Cosmic has written to the ministry calling for devices that "heat not burn" tobacco to be more tightly controlled than the e-cigarettes it sells, which deliver nicotine-laced water vapor free of the known carcinogens in tobacco.
"Tobacco companies have launched products such as Marlboro's 'HeatStick' and RJ Reynolds' 'Revo' which feature loose leaf tobacco inside heating devices," Cosmic's submission to the regulations consultation said. "These should be strictly classified as tobacco products and should not be mistakenly grouped with e-cigarettes and e-liquid."
Cosmic's Nell Rice said: "I know Big Tobacco are beginning to push these in the United States and Japan."
She said e-cigarettes that deliver nicotine in a water vapour could deliver huge health gains, as well as being a far less costly habit.
"Heat not burn" devices don't appear to offer the same health gains.
On a risk scale of exposure to "toxicants" on British American Tobacco's (BAT) website tobacco heating products are rated as lower exposure that conventional cigarettes, but still higher than vapour-producing e-cigarettes.
BAT said its aim was to offer consumers a choice of a range of different products, from traditional cigarettes through to less risky alternatives. "These new products offer us another opportunity to further grow our business, while also having the potential to reduce smoking-related disease because they are less risky than normal cigarettes," it said.
Rice is an ex-smoker who switched to vaping two years' ago. She's been tracking the number of cigarettes she hasn't smoked since then using a mobile phone app. It's just told her she's successfully not smoked 10,000 cigarettes since she quit.
Like other e-cigarette retailers, Cosmic is worried the government may regulate e-cigarettes too harshly, for example banning their advertising and display, which could slow their uptake by smokers keen to switch to a healthier way of getting their nicotine fix.
It has supplied the ministry with a Public Health England study which found most of the chemicals that cause smoking-related disease are absent from e-cigarette vapour.
It also found widespread ignorance among the British public of how e-cigarettes worked, which is one of the reasons why Cosmic opposes an advertising and display ban.

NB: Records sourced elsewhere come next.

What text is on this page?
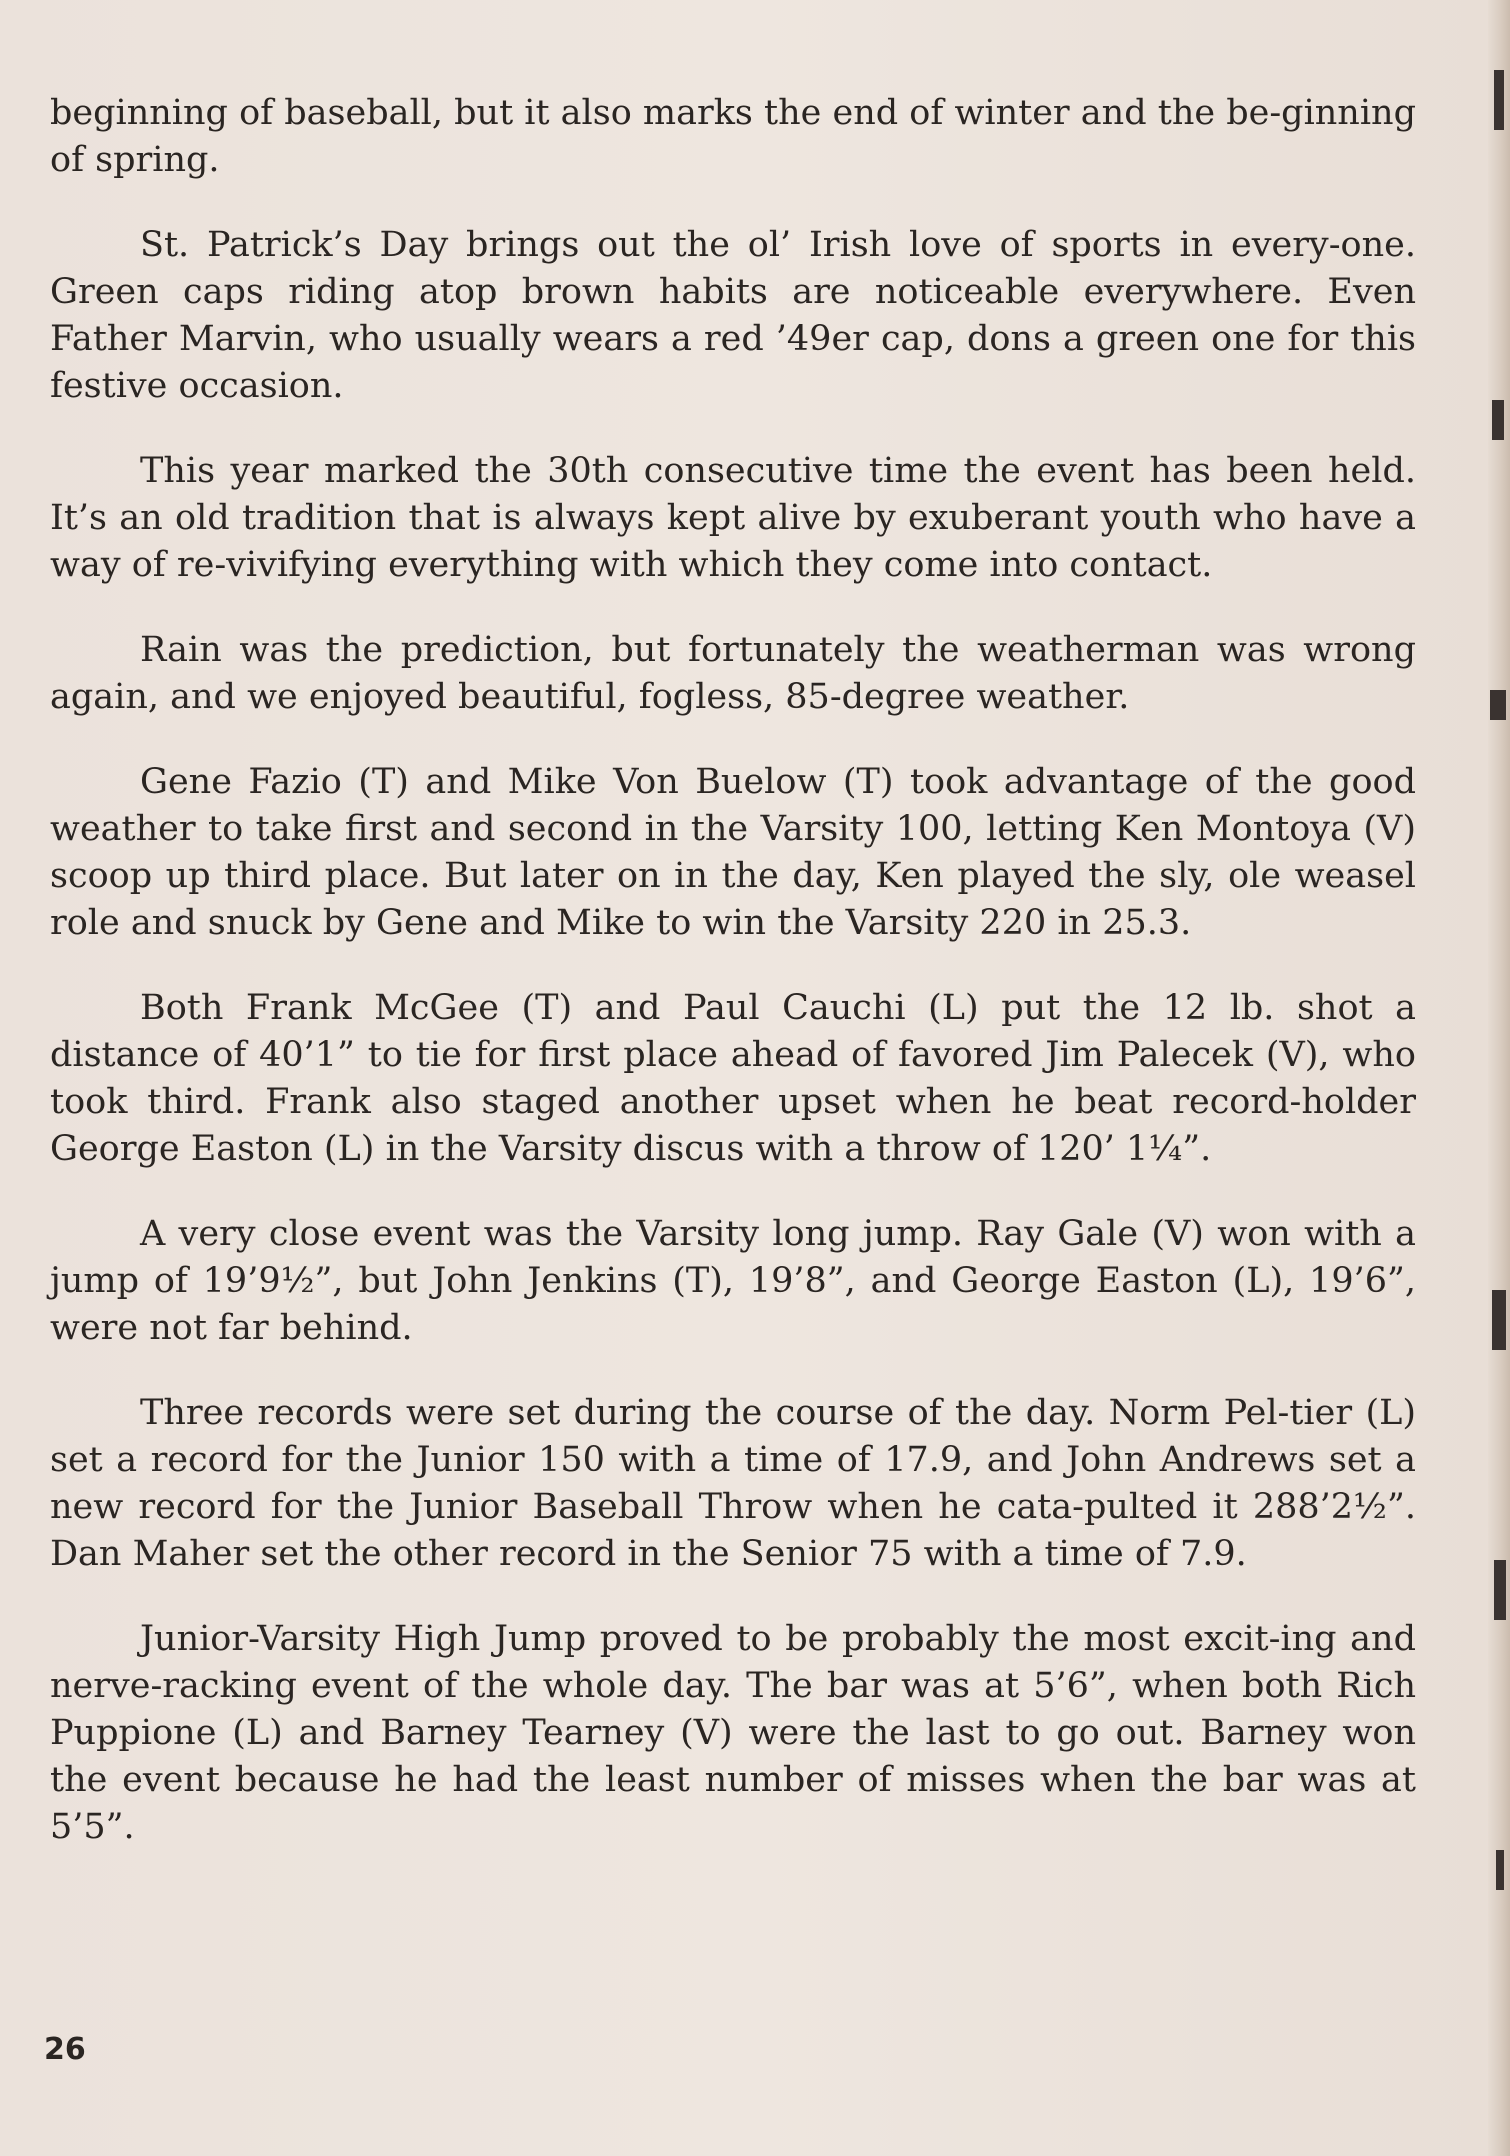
beginning of baseball, but it also marks the end of winter and the be-ginning of spring.

St. Patrick’s Day brings out the ol’ Irish love of sports in every-one. Green caps riding atop brown habits are noticeable everywhere. Even Father Marvin, who usually wears a red ’49er cap, dons a green one for this festive occasion.

This year marked the 30th consecutive time the event has been held. It’s an old tradition that is always kept alive by exuberant youth who have a way of re-vivifying everything with which they come into contact.

Rain was the prediction, but fortunately the weatherman was wrong again, and we enjoyed beautiful, fogless, 85-degree weather.

Gene Fazio (T) and Mike Von Buelow (T) took advantage of the good weather to take first and second in the Varsity 100, letting Ken Montoya (V) scoop up third place. But later on in the day, Ken played the sly, ole weasel role and snuck by Gene and Mike to win the Varsity 220 in 25.3.

Both Frank McGee (T) and Paul Cauchi (L) put the 12 lb. shot a distance of 40’1” to tie for first place ahead of favored Jim Palecek (V), who took third. Frank also staged another upset when he beat record-holder George Easton (L) in the Varsity discus with a throw of 120’ 1¼”.

A very close event was the Varsity long jump. Ray Gale (V) won with a jump of 19’9½”, but John Jenkins (T), 19’8”, and George Easton (L), 19’6”, were not far behind.

Three records were set during the course of the day. Norm Pel-tier (L) set a record for the Junior 150 with a time of 17.9, and John Andrews set a new record for the Junior Baseball Throw when he cata-pulted it 288’2½”. Dan Maher set the other record in the Senior 75 with a time of 7.9.

Junior-Varsity High Jump proved to be probably the most excit-ing and nerve-racking event of the whole day. The bar was at 5’6”, when both Rich Puppione (L) and Barney Tearney (V) were the last to go out. Barney won the event because he had the least number of misses when the bar was at 5’5”.

26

"Our experience is also that the public is unaware that, unlike traditional cigarettes, e-cigarettes or 'vapes' don't involve any burning or combustion," Public Health England said. "Instead they heat liquid to the point where it 'vaporises'. Because of this, 'vaping' is 95 per cent less harmful than smoking."
Cosmic is in favour of a British-style system where the sale of e-cigarettes is limited to specially-licensed retailers, which would mean shops like dairies and supermarkets, which sell harmful conventional cigarettes, couldn't stock them without a licence.
E-cigarette sales are booming in New Zealand with growth of around 60 per cent a year.
Cosmic also told the ministry: "Regulations should be reviewed on an annual basis, as these technologies evolve very quickly."